Já no caminho, uns minutos depois de abandonar a segurança da refinaria, um homem maciço mandou-me parar e lembro-me agora de pensar se o atropelava ou não e se tentaria superar a barreira que atrapalhava a passagem ou não.
- Quem é você e o que faz aqui?
Pensei que estava morto, que não tinha sítio para fugir e que tinha sido fraco na hora da morte porque nem sequer tentava fugir ou reagir.
(Que cobarde és, Jaime. Não vais voltar a ver a tua mulher, Jaime, e os teus filhos, Jaime, não vais voltar a ver Setúbal, Jaime.)
Mas ainda não seria ali.
- Temos ordens do general Manhomanha Santos para deixar passar os senhores da Petrogal, mas há comandos espalhados por aí que não sabem disso. Está avisado. Prossiga.
E eu fiquei mais calmo. Deixaram-me e segui até à cidade.
Na cidade nada, apenas ruído de algo que não identificava ao longe.
(Como quando estava fora do Estádio do Bonfim e se ouvia aquele burburinho no interior após uma jogada mais incendiária)
Passei a avenida principal, a praça e o mesmo silêncio. Já no bairro onde morava, com vista para o porto, os portões abertos, lixo espalhado e o mesmo silêncio. Entrei na casa e nada, apenas gavetas abertas, roupa revoltada pela casa e coisas a bater. "Talvez os vizinhos", pensei. Nada.
Deduzi que já tivessem partido e fiquei mais aliviado.
Eu também iria para o aeroporto.
(A empresa lá ficou. Depois ainda tentei telefonar mas já não consegui)
Antes de chegar ao aeroporto, mesmo por estradas travessas, a imagem de Angola, a imagem da libertação de um povo há 500 anos submetido ao poder dos brancos: A terra vermelha, as caras negras, os dentes brancos, o calor, a humidade estavam lá, mas estava principalmente a imagem de uns quantos a gritar “UPA, UPA, UPA” e “Angola vai agradecer” enquanto perseguiam um senhor (talvez o senhor Roberto da mercearia, que tinha uma fazenda, e a sua família) e agitavam as catanas.
Parei o carro.
Claro que não devia ter parado, devia ter continuado mais um ou dois minutos até ao aeroporto. Se tivesse continuado nunca teria a certeza que era o senhor Roberto, que era a sua família e que eram catanas aqueles objectos que os pretos tinham na mão. Lá estava a terra vermelha, as caras negras, os dentes brancos, o calor, a humidade, mas também a raiva, os olhos amarelos, e um menino caído no chão a chorar.
Não devia ter mais de três anos aquele menino que eu já entretera muitas vezes na mercearia, e era ele
(foi ele)
que no dia 15 de Março de 1961, o dia da “Acção”, como lhe chamaram, estava a ser agarrado pelas duas pernas e sacudido com toda a força de um soldado contra o capot de um carro.
O Corpo vivo da criança bateu no carro e morreu instantaneamente, os seus berros deixaram lugar ao silêncio e já só se ouvia o “UPA! UPA” e o choro descontrolado da mãe.
Depois, com uma catana, separaram a cabeça do senhor Roberto do resto do seu corpo e por fim, perante uma mulher destruída por dentro, e ajoelhada no meio de uma rua de Angola, um dos soldados de libertação apontou uma pistola à parte de trás da sua cabeça e disparou. O seu corpo caiu de imediato, não para a frente, mas para o lado.
Guerra é guerra, não tem a ver com cor, não tem a ver com política, não tem a ver com nada.
Para mim a guerra é a memória que aquela mulher teve no último minuto da sua vida.

(João Freire)

Texto subordinado ao tema "Preto & Branco" num desafio da "Fábrica de Letras" .
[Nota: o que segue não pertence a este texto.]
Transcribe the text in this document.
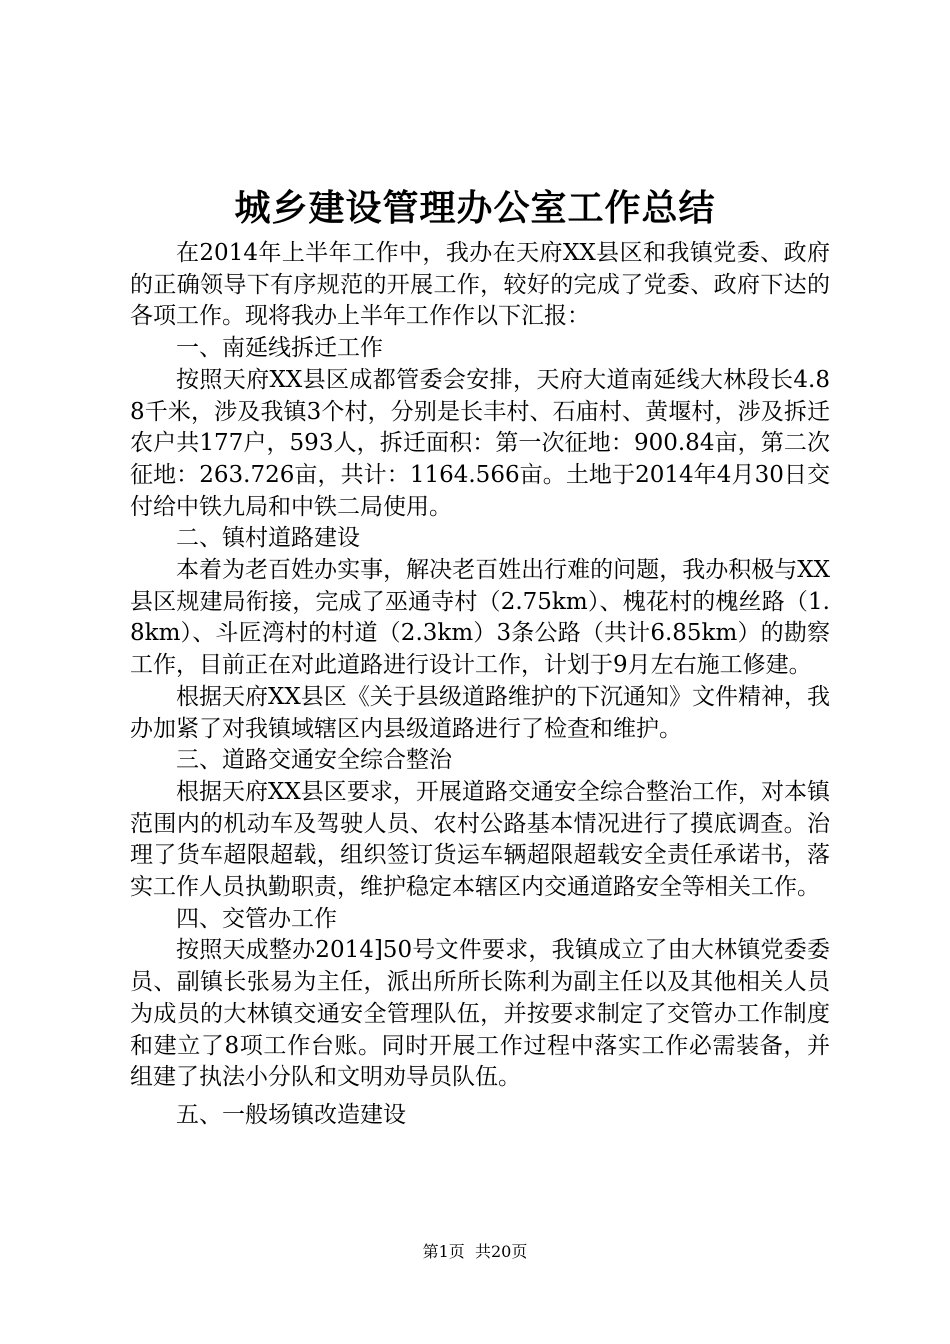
城乡建设管理办公室工作总结

在2014年上半年工作中，我办在天府XX县区和我镇党委、政府的正确领导下有序规范的开展工作，较好的完成了党委、政府下达的各项工作。现将我办上半年工作作以下汇报：

一、南延线拆迁工作

按照天府XX县区成都管委会安排，天府大道南延线大林段长4.88千米，涉及我镇3个村，分别是长丰村、石庙村、黄堰村，涉及拆迁农户共177户，593人，拆迁面积：第一次征地：900.84亩，第二次征地：263.726亩，共计：1164.566亩。土地于2014年4月30日交付给中铁九局和中铁二局使用。

二、镇村道路建设

本着为老百姓办实事，解决老百姓出行难的问题，我办积极与XX县区规建局衔接，完成了巫通寺村（2.75km）、槐花村的槐丝路（1.8km）、斗匠湾村的村道（2.3km）3条公路（共计6.85km）的勘察工作，目前正在对此道路进行设计工作，计划于9月左右施工修建。

根据天府XX县区《关于县级道路维护的下沉通知》文件精神，我办加紧了对我镇域辖区内县级道路进行了检查和维护。

三、道路交通安全综合整治

根据天府XX县区要求，开展道路交通安全综合整治工作，对本镇范围内的机动车及驾驶人员、农村公路基本情况进行了摸底调查。治理了货车超限超载，组织签订货运车辆超限超载安全责任承诺书，落实工作人员执勤职责，维护稳定本辖区内交通道路安全等相关工作。

四、交管办工作

按照天成整办2014]50号文件要求，我镇成立了由大林镇党委委员、副镇长张易为主任，派出所所长陈利为副主任以及其他相关人员为成员的大林镇交通安全管理队伍，并按要求制定了交管办工作制度和建立了8项工作台账。同时开展工作过程中落实工作必需装备，并组建了执法小分队和文明劝导员队伍。

五、一般场镇改造建设

第1页 共20页
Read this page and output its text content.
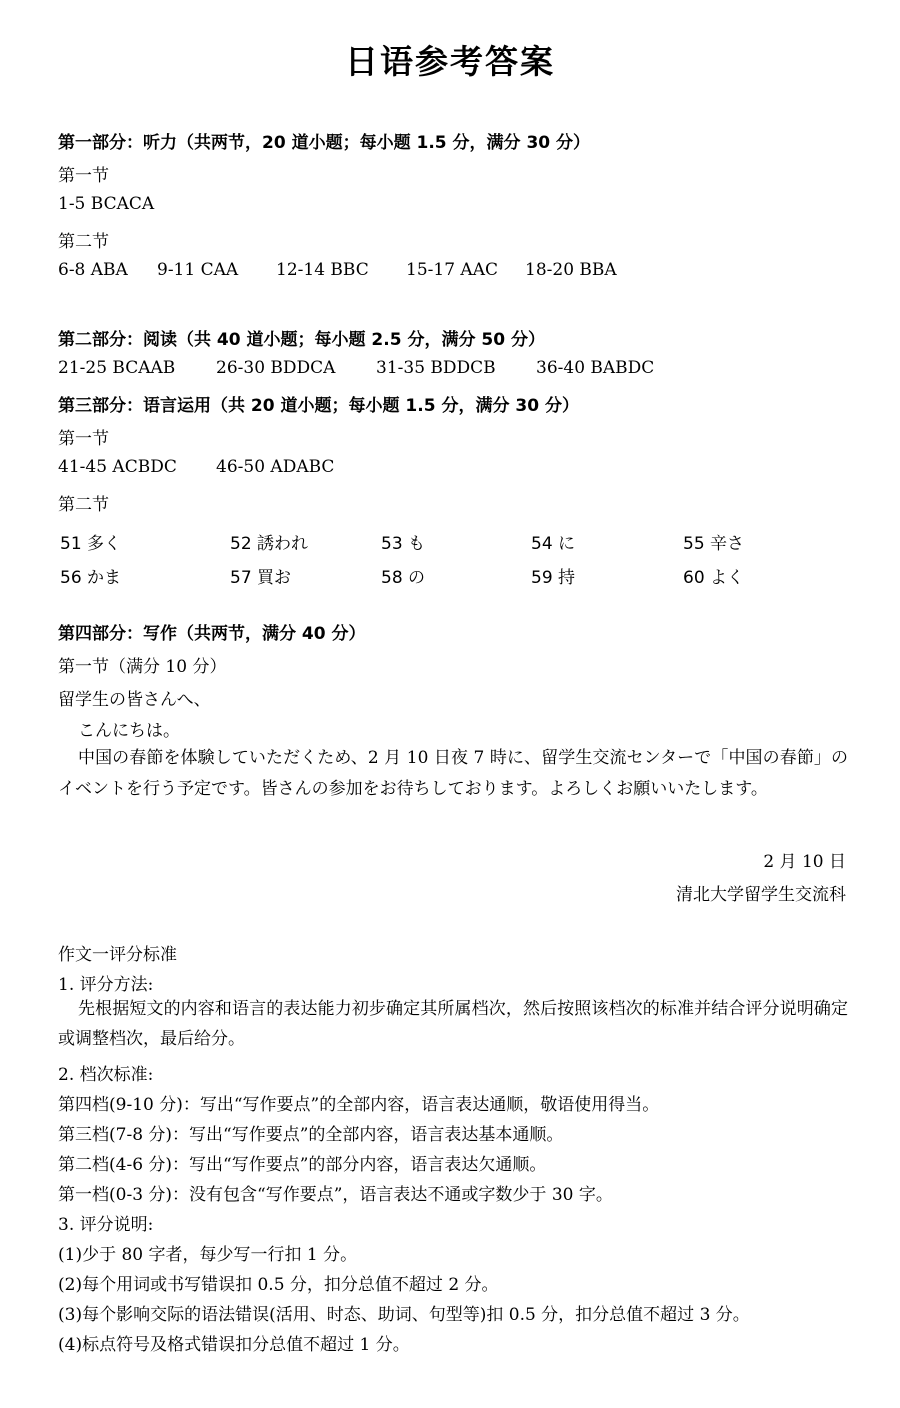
日语参考答案
第一部分：听力（共两节，20 道小题；每小题 1.5 分，满分 30 分）
第一节
1-5 BCACA
第二节
6-8 ABA 9-11 CAA 12-14 BBC 15-17 AAC 18-20 BBA
第二部分：阅读（共 40 道小题；每小题 2.5 分，满分 50 分）
21-25 BCAAB 26-30 BDDCA 31-35 BDDCB 36-40 BABDC
第三部分：语言运用（共 20 道小题；每小题 1.5 分，满分 30 分）
第一节
41-45 ACBDC 46-50 ADABC
第二节
51 多く	52 誘われ	53 も	54 に	55 辛さ
56 かま	57 買お	58 の	59 持	60 よく
第四部分：写作（共两节，满分 40 分）
第一节（满分 10 分）
留学生の皆さんへ、
こんにちは。
中国の春節を体験していただくため、2 月 10 日夜 7 時に、留学生交流センターで「中国の春節」のイベントを行う予定です。皆さんの参加をお待ちしております。よろしくお願いいたします。
2 月 10 日
清北大学留学生交流科
作文一评分标准
1. 评分方法:
先根据短文的内容和语言的表达能力初步确定其所属档次，然后按照该档次的标准并结合评分说明确定或调整档次，最后给分。
2. 档次标准:
第四档(9-10 分)：写出“写作要点”的全部内容，语言表达通顺，敬语使用得当。
第三档(7-8 分)：写出“写作要点”的全部内容，语言表达基本通顺。
第二档(4-6 分)：写出“写作要点”的部分内容，语言表达欠通顺。
第一档(0-3 分)：没有包含“写作要点”，语言表达不通或字数少于 30 字。
3. 评分说明:
(1)少于 80 字者，每少写一行扣 1 分。
(2)每个用词或书写错误扣 0.5 分，扣分总值不超过 2 分。
(3)每个影响交际的语法错误(活用、时态、助词、句型等)扣 0.5 分，扣分总值不超过 3 分。
(4)标点符号及格式错误扣分总值不超过 1 分。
Publicado anteriormente aqui

13/11/2009

dEUS - Little Arithmetics

10/11/2009

A teoria dos dois atiradores (parte 2)

Continuação do texto A teoria dos dois atiradores (parte 1)

Não morreu. Diria ela que não teve essa sorte. Salva pelo rapaz que a amava, pagou-lhe com o seu corpo, entregando-se a ele sem esperança nenhuma de felicidade. Culpá-lo-ia por isso mais tarde, ainda que soubesse que só o culpava porque ele a amava incondicionalmente e que nunca a iria deixar só. Na realidade só podia culpar-se a ela própria. Ninguém pode fingir uma sede que não sente, dizem os poetas, ninguém pode fingir o amor.
E quanto mais ela tentava apaixonar-se por ele, afirmando a si mesma que a beleza se esvaía, que ele era bom moço, honesto, trabalhador e inteligente, que até tinha algumas posses e uma família de bem… racionalizando até que ele a amava pelos dois e que mais à frente “quem sabe?”, mais sentia que nunca iria ser feliz, que nunca iria ter a vida que a pequena aldeia imaginava – com muita inveja – para si, a vida que também ela queria e achava que merecia, uma vida feliz (o que quer que isso seja), a vida que não tinha.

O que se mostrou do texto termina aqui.